While the mortality rate of slaves being transported across the Atlantic was as high as ten percent, the percentage of slaves dying in transit in the Trans-Sahara[n] and East African Slave market was a staggering eighty to ninety percent. 
(...) 
While many children were born to slaves in the Americas--the millions of their descendants are citizens in Brazil and the United States of today--very few descendants of the slaves that ended up in the Middle East survived.
While most slaves who went to the Americas could marry and have families, most of the male slaves destined for the Middle East were castrated and most of the children born to the women were killed at birth.
Azumah pronounces the denial of the facts concerning the on-going Islamic Slave Trade as 'obscene.'

To those whose male ancestors survived American Slavery long enough to ensure that the former would be alive in the twenty-first century and, therefore, be able to refer to me as a House Negro for suspecting the motives of the putative builders of the "Ground Zero" Mosque, I feel pity.

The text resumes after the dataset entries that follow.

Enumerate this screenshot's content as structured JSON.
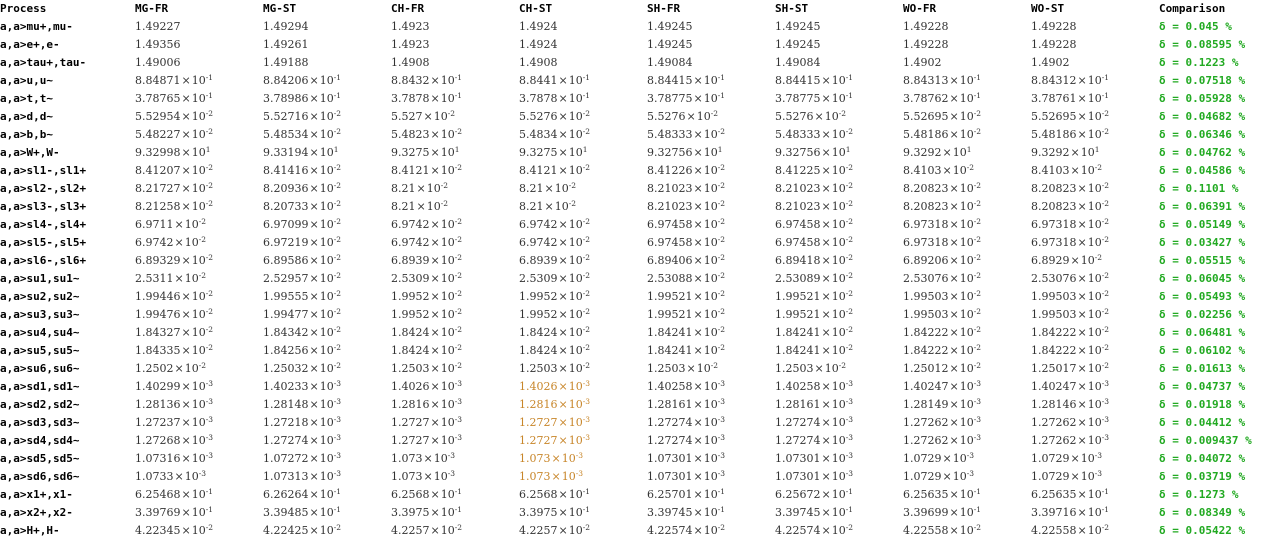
{
  "headers": [
    "Process",
    "MG-FR",
    "MG-ST",
    "CH-FR",
    "CH-ST",
    "SH-FR",
    "SH-ST",
    "WO-FR",
    "WO-ST",
    "Comparison"
  ],
  "colors": {
    "text": "#333333",
    "header": "#000000",
    "comparison": "#22aa22",
    "flagged": "#c8862a"
  },
  "rows": [
    {
      "process": "a,a>mu+,mu-",
      "values": [
        [
          "1.49227",
          null
        ],
        [
          "1.49294",
          null
        ],
        [
          "1.4923",
          null
        ],
        [
          "1.4924",
          null
        ],
        [
          "1.49245",
          null
        ],
        [
          "1.49245",
          null
        ],
        [
          "1.49228",
          null
        ],
        [
          "1.49228",
          null
        ]
      ],
      "comparison": "δ = 0.045 %"
    },
    {
      "process": "a,a>e+,e-",
      "values": [
        [
          "1.49356",
          null
        ],
        [
          "1.49261",
          null
        ],
        [
          "1.4923",
          null
        ],
        [
          "1.4924",
          null
        ],
        [
          "1.49245",
          null
        ],
        [
          "1.49245",
          null
        ],
        [
          "1.49228",
          null
        ],
        [
          "1.49228",
          null
        ]
      ],
      "comparison": "δ = 0.08595 %"
    },
    {
      "process": "a,a>tau+,tau-",
      "values": [
        [
          "1.49006",
          null
        ],
        [
          "1.49188",
          null
        ],
        [
          "1.4908",
          null
        ],
        [
          "1.4908",
          null
        ],
        [
          "1.49084",
          null
        ],
        [
          "1.49084",
          null
        ],
        [
          "1.4902",
          null
        ],
        [
          "1.4902",
          null
        ]
      ],
      "comparison": "δ = 0.1223 %"
    },
    {
      "process": "a,a>u,u~",
      "values": [
        [
          "8.84871",
          "-1"
        ],
        [
          "8.84206",
          "-1"
        ],
        [
          "8.8432",
          "-1"
        ],
        [
          "8.8441",
          "-1"
        ],
        [
          "8.84415",
          "-1"
        ],
        [
          "8.84415",
          "-1"
        ],
        [
          "8.84313",
          "-1"
        ],
        [
          "8.84312",
          "-1"
        ]
      ],
      "comparison": "δ = 0.07518 %"
    },
    {
      "process": "a,a>t,t~",
      "values": [
        [
          "3.78765",
          "-1"
        ],
        [
          "3.78986",
          "-1"
        ],
        [
          "3.7878",
          "-1"
        ],
        [
          "3.7878",
          "-1"
        ],
        [
          "3.78775",
          "-1"
        ],
        [
          "3.78775",
          "-1"
        ],
        [
          "3.78762",
          "-1"
        ],
        [
          "3.78761",
          "-1"
        ]
      ],
      "comparison": "δ = 0.05928 %"
    },
    {
      "process": "a,a>d,d~",
      "values": [
        [
          "5.52954",
          "-2"
        ],
        [
          "5.52716",
          "-2"
        ],
        [
          "5.527",
          "-2"
        ],
        [
          "5.5276",
          "-2"
        ],
        [
          "5.5276",
          "-2"
        ],
        [
          "5.5276",
          "-2"
        ],
        [
          "5.52695",
          "-2"
        ],
        [
          "5.52695",
          "-2"
        ]
      ],
      "comparison": "δ = 0.04682 %"
    },
    {
      "process": "a,a>b,b~",
      "values": [
        [
          "5.48227",
          "-2"
        ],
        [
          "5.48534",
          "-2"
        ],
        [
          "5.4823",
          "-2"
        ],
        [
          "5.4834",
          "-2"
        ],
        [
          "5.48333",
          "-2"
        ],
        [
          "5.48333",
          "-2"
        ],
        [
          "5.48186",
          "-2"
        ],
        [
          "5.48186",
          "-2"
        ]
      ],
      "comparison": "δ = 0.06346 %"
    },
    {
      "process": "a,a>W+,W-",
      "values": [
        [
          "9.32998",
          "1"
        ],
        [
          "9.33194",
          "1"
        ],
        [
          "9.3275",
          "1"
        ],
        [
          "9.3275",
          "1"
        ],
        [
          "9.32756",
          "1"
        ],
        [
          "9.32756",
          "1"
        ],
        [
          "9.3292",
          "1"
        ],
        [
          "9.3292",
          "1"
        ]
      ],
      "comparison": "δ = 0.04762 %"
    },
    {
      "process": "a,a>sl1-,sl1+",
      "values": [
        [
          "8.41207",
          "-2"
        ],
        [
          "8.41416",
          "-2"
        ],
        [
          "8.4121",
          "-2"
        ],
        [
          "8.4121",
          "-2"
        ],
        [
          "8.41226",
          "-2"
        ],
        [
          "8.41225",
          "-2"
        ],
        [
          "8.4103",
          "-2"
        ],
        [
          "8.4103",
          "-2"
        ]
      ],
      "comparison": "δ = 0.04586 %"
    },
    {
      "process": "a,a>sl2-,sl2+",
      "values": [
        [
          "8.21727",
          "-2"
        ],
        [
          "8.20936",
          "-2"
        ],
        [
          "8.21",
          "-2"
        ],
        [
          "8.21",
          "-2"
        ],
        [
          "8.21023",
          "-2"
        ],
        [
          "8.21023",
          "-2"
        ],
        [
          "8.20823",
          "-2"
        ],
        [
          "8.20823",
          "-2"
        ]
      ],
      "comparison": "δ = 0.1101 %"
    },
    {
      "process": "a,a>sl3-,sl3+",
      "values": [
        [
          "8.21258",
          "-2"
        ],
        [
          "8.20733",
          "-2"
        ],
        [
          "8.21",
          "-2"
        ],
        [
          "8.21",
          "-2"
        ],
        [
          "8.21023",
          "-2"
        ],
        [
          "8.21023",
          "-2"
        ],
        [
          "8.20823",
          "-2"
        ],
        [
          "8.20823",
          "-2"
        ]
      ],
      "comparison": "δ = 0.06391 %"
    },
    {
      "process": "a,a>sl4-,sl4+",
      "values": [
        [
          "6.9711",
          "-2"
        ],
        [
          "6.97099",
          "-2"
        ],
        [
          "6.9742",
          "-2"
        ],
        [
          "6.9742",
          "-2"
        ],
        [
          "6.97458",
          "-2"
        ],
        [
          "6.97458",
          "-2"
        ],
        [
          "6.97318",
          "-2"
        ],
        [
          "6.97318",
          "-2"
        ]
      ],
      "comparison": "δ = 0.05149 %"
    },
    {
      "process": "a,a>sl5-,sl5+",
      "values": [
        [
          "6.9742",
          "-2"
        ],
        [
          "6.97219",
          "-2"
        ],
        [
          "6.9742",
          "-2"
        ],
        [
          "6.9742",
          "-2"
        ],
        [
          "6.97458",
          "-2"
        ],
        [
          "6.97458",
          "-2"
        ],
        [
          "6.97318",
          "-2"
        ],
        [
          "6.97318",
          "-2"
        ]
      ],
      "comparison": "δ = 0.03427 %"
    },
    {
      "process": "a,a>sl6-,sl6+",
      "values": [
        [
          "6.89329",
          "-2"
        ],
        [
          "6.89586",
          "-2"
        ],
        [
          "6.8939",
          "-2"
        ],
        [
          "6.8939",
          "-2"
        ],
        [
          "6.89406",
          "-2"
        ],
        [
          "6.89418",
          "-2"
        ],
        [
          "6.89206",
          "-2"
        ],
        [
          "6.8929",
          "-2"
        ]
      ],
      "comparison": "δ = 0.05515 %"
    },
    {
      "process": "a,a>su1,su1~",
      "values": [
        [
          "2.5311",
          "-2"
        ],
        [
          "2.52957",
          "-2"
        ],
        [
          "2.5309",
          "-2"
        ],
        [
          "2.5309",
          "-2"
        ],
        [
          "2.53088",
          "-2"
        ],
        [
          "2.53089",
          "-2"
        ],
        [
          "2.53076",
          "-2"
        ],
        [
          "2.53076",
          "-2"
        ]
      ],
      "comparison": "δ = 0.06045 %"
    },
    {
      "process": "a,a>su2,su2~",
      "values": [
        [
          "1.99446",
          "-2"
        ],
        [
          "1.99555",
          "-2"
        ],
        [
          "1.9952",
          "-2"
        ],
        [
          "1.9952",
          "-2"
        ],
        [
          "1.99521",
          "-2"
        ],
        [
          "1.99521",
          "-2"
        ],
        [
          "1.99503",
          "-2"
        ],
        [
          "1.99503",
          "-2"
        ]
      ],
      "comparison": "δ = 0.05493 %"
    },
    {
      "process": "a,a>su3,su3~",
      "values": [
        [
          "1.99476",
          "-2"
        ],
        [
          "1.99477",
          "-2"
        ],
        [
          "1.9952",
          "-2"
        ],
        [
          "1.9952",
          "-2"
        ],
        [
          "1.99521",
          "-2"
        ],
        [
          "1.99521",
          "-2"
        ],
        [
          "1.99503",
          "-2"
        ],
        [
          "1.99503",
          "-2"
        ]
      ],
      "comparison": "δ = 0.02256 %"
    },
    {
      "process": "a,a>su4,su4~",
      "values": [
        [
          "1.84327",
          "-2"
        ],
        [
          "1.84342",
          "-2"
        ],
        [
          "1.8424",
          "-2"
        ],
        [
          "1.8424",
          "-2"
        ],
        [
          "1.84241",
          "-2"
        ],
        [
          "1.84241",
          "-2"
        ],
        [
          "1.84222",
          "-2"
        ],
        [
          "1.84222",
          "-2"
        ]
      ],
      "comparison": "δ = 0.06481 %"
    },
    {
      "process": "a,a>su5,su5~",
      "values": [
        [
          "1.84335",
          "-2"
        ],
        [
          "1.84256",
          "-2"
        ],
        [
          "1.8424",
          "-2"
        ],
        [
          "1.8424",
          "-2"
        ],
        [
          "1.84241",
          "-2"
        ],
        [
          "1.84241",
          "-2"
        ],
        [
          "1.84222",
          "-2"
        ],
        [
          "1.84222",
          "-2"
        ]
      ],
      "comparison": "δ = 0.06102 %"
    },
    {
      "process": "a,a>su6,su6~",
      "values": [
        [
          "1.2502",
          "-2"
        ],
        [
          "1.25032",
          "-2"
        ],
        [
          "1.2503",
          "-2"
        ],
        [
          "1.2503",
          "-2"
        ],
        [
          "1.2503",
          "-2"
        ],
        [
          "1.2503",
          "-2"
        ],
        [
          "1.25012",
          "-2"
        ],
        [
          "1.25017",
          "-2"
        ]
      ],
      "comparison": "δ = 0.01613 %"
    },
    {
      "process": "a,a>sd1,sd1~",
      "values": [
        [
          "1.40299",
          "-3"
        ],
        [
          "1.40233",
          "-3"
        ],
        [
          "1.4026",
          "-3"
        ],
        [
          "1.4026",
          "-3",
          "flag"
        ],
        [
          "1.40258",
          "-3"
        ],
        [
          "1.40258",
          "-3"
        ],
        [
          "1.40247",
          "-3"
        ],
        [
          "1.40247",
          "-3"
        ]
      ],
      "comparison": "δ = 0.04737 %"
    },
    {
      "process": "a,a>sd2,sd2~",
      "values": [
        [
          "1.28136",
          "-3"
        ],
        [
          "1.28148",
          "-3"
        ],
        [
          "1.2816",
          "-3"
        ],
        [
          "1.2816",
          "-3",
          "flag"
        ],
        [
          "1.28161",
          "-3"
        ],
        [
          "1.28161",
          "-3"
        ],
        [
          "1.28149",
          "-3"
        ],
        [
          "1.28146",
          "-3"
        ]
      ],
      "comparison": "δ = 0.01918 %"
    },
    {
      "process": "a,a>sd3,sd3~",
      "values": [
        [
          "1.27237",
          "-3"
        ],
        [
          "1.27218",
          "-3"
        ],
        [
          "1.2727",
          "-3"
        ],
        [
          "1.2727",
          "-3",
          "flag"
        ],
        [
          "1.27274",
          "-3"
        ],
        [
          "1.27274",
          "-3"
        ],
        [
          "1.27262",
          "-3"
        ],
        [
          "1.27262",
          "-3"
        ]
      ],
      "comparison": "δ = 0.04412 %"
    },
    {
      "process": "a,a>sd4,sd4~",
      "values": [
        [
          "1.27268",
          "-3"
        ],
        [
          "1.27274",
          "-3"
        ],
        [
          "1.2727",
          "-3"
        ],
        [
          "1.2727",
          "-3",
          "flag"
        ],
        [
          "1.27274",
          "-3"
        ],
        [
          "1.27274",
          "-3"
        ],
        [
          "1.27262",
          "-3"
        ],
        [
          "1.27262",
          "-3"
        ]
      ],
      "comparison": "δ = 0.009437 %"
    },
    {
      "process": "a,a>sd5,sd5~",
      "values": [
        [
          "1.07316",
          "-3"
        ],
        [
          "1.07272",
          "-3"
        ],
        [
          "1.073",
          "-3"
        ],
        [
          "1.073",
          "-3",
          "flag"
        ],
        [
          "1.07301",
          "-3"
        ],
        [
          "1.07301",
          "-3"
        ],
        [
          "1.0729",
          "-3"
        ],
        [
          "1.0729",
          "-3"
        ]
      ],
      "comparison": "δ = 0.04072 %"
    },
    {
      "process": "a,a>sd6,sd6~",
      "values": [
        [
          "1.0733",
          "-3"
        ],
        [
          "1.07313",
          "-3"
        ],
        [
          "1.073",
          "-3"
        ],
        [
          "1.073",
          "-3",
          "flag"
        ],
        [
          "1.07301",
          "-3"
        ],
        [
          "1.07301",
          "-3"
        ],
        [
          "1.0729",
          "-3"
        ],
        [
          "1.0729",
          "-3"
        ]
      ],
      "comparison": "δ = 0.03719 %"
    },
    {
      "process": "a,a>x1+,x1-",
      "values": [
        [
          "6.25468",
          "-1"
        ],
        [
          "6.26264",
          "-1"
        ],
        [
          "6.2568",
          "-1"
        ],
        [
          "6.2568",
          "-1"
        ],
        [
          "6.25701",
          "-1"
        ],
        [
          "6.25672",
          "-1"
        ],
        [
          "6.25635",
          "-1"
        ],
        [
          "6.25635",
          "-1"
        ]
      ],
      "comparison": "δ = 0.1273 %"
    },
    {
      "process": "a,a>x2+,x2-",
      "values": [
        [
          "3.39769",
          "-1"
        ],
        [
          "3.39485",
          "-1"
        ],
        [
          "3.3975",
          "-1"
        ],
        [
          "3.3975",
          "-1"
        ],
        [
          "3.39745",
          "-1"
        ],
        [
          "3.39745",
          "-1"
        ],
        [
          "3.39699",
          "-1"
        ],
        [
          "3.39716",
          "-1"
        ]
      ],
      "comparison": "δ = 0.08349 %"
    },
    {
      "process": "a,a>H+,H-",
      "values": [
        [
          "4.22345",
          "-2"
        ],
        [
          "4.22425",
          "-2"
        ],
        [
          "4.2257",
          "-2"
        ],
        [
          "4.2257",
          "-2"
        ],
        [
          "4.22574",
          "-2"
        ],
        [
          "4.22574",
          "-2"
        ],
        [
          "4.22558",
          "-2"
        ],
        [
          "4.22558",
          "-2"
        ]
      ],
      "comparison": "δ = 0.05422 %"
    }
  ]
}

That pity is mixed with a sense of astonishment, however, at this conclusion: that so many black people are so well indoctrinated with perpetual anger at the sins of America's past, that they would ignore the more egregious sins of Islam's present and desired future.  Hurling epithets and pretending that the opponents of the "Ground Zero" Mosque want to stifle freedom of religion is a lot easier than gathering the pertinent facts, connecting them, analyzing them and coming to a cogent conclusion, it seems.

On the other hand, perhaps such people have indeed concluded that Islam would like to expand its near destruction of those of African descent--with black men being the special and specified targets for annihilation.  Perhaps the slinging of epithets, etc. is merely a smokescreen--an insurance for the future.  Such people will be able to say to their future masters, "see? I stood up for the Ummah against that infidel, Ochieng."

Maybe such people are merely trying to protect their own testicles--such as they are.

Enslave a man's mind and the rest of him--including his testicles -- will follow; no more need for physical chains.

UPDATE 2017: John Alembillah Azumah's bonafides: he was the Director of the Centre for Islamic Studies at the London School of Theology. He is a convert from Islam to Christianity. From his Wikipedia profile:
He identifies five faces of Islam as: “the missional face (the face that seeks to convert the world to Islam), the mystical face (the face that focuses more on spiritual things), the ideological or political face (the face that seeks to occupy the public sphere by implementing sharia or Islamic law), the militant face (this is the face of Islam that seeks to achieve its ends by the use of violence), and the progressive face (this face is usually self-critical and seek to reread the Koran in light of present realities).” He believes that many Christians only see Islam through one of these faces and urges them to see Islam instead as an amalgamation of them all.
It appears that Azumah may have returned to his native Ghana, but I imagine that he stays on the move.